It’s cold and windy and the sky can’t seem to make up its
mind whether it’s going to snow or just spit rain and barf hail. I must say, a windowed office, although
conceptually luxurious, makes one far more susceptible to seasonal mood
swings. I find myself feeling akin to a
six year old at the ballpark with Dad after another lose to add to the six-game
streak—constantly rooting for the sun that never seems to champion. Alas, that’s winter.
While trying to drum up a positive thought to write about, I
found myself staring out the window, watching this piece of paper caught in the
wind. Even though it’s been weighted
with pellets of sleet and drops of rain, it continued to twist and swirl in a
tornado-esque dance until a car drove past and it skipped out of sight.

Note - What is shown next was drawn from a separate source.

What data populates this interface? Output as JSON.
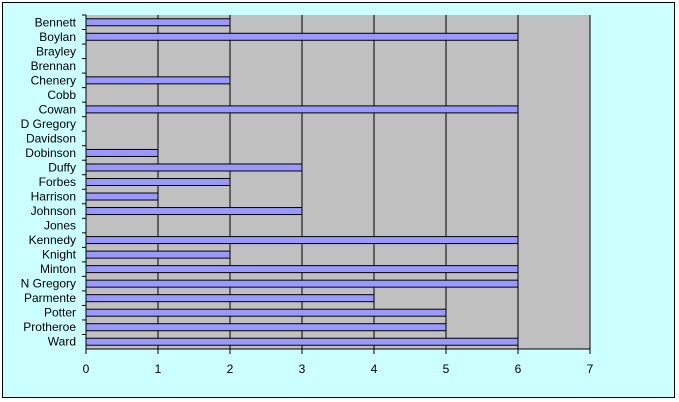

Perhaps I’m reaching here, but it made me think about the
transitory nature of paper in general. It’s always coming and going, pausing perchance for days on the desk of
a vacationer, then circling around the office, and likely back where it started
from. Where does it go once all the
check marks and all of the signatures and stamps have been affixed and all of
the perforated pieces torn and mailed…what’s left of that paper and where does
it go?
Similarly to our friend the wind dancer, it drifts somewhere
where it can be forgotten. Out of sight,
out of mind. You know where it is, for
the most part. It’s not lonely, because
it’s kept company with thousands of other pieces of forgotten paper, taking up
space and costing you money.
Just for a minute, imagine if all of those pieces of paper
were gone…stored securely and paperlessly and accessible at the click of a
button or two, from anywhere, any time. What if our world was less littered with forgotten and tossed aside
pieces of information…what if everything was a little more precious and a little
more well regarded.
That’s a world that I would love to look out the window at.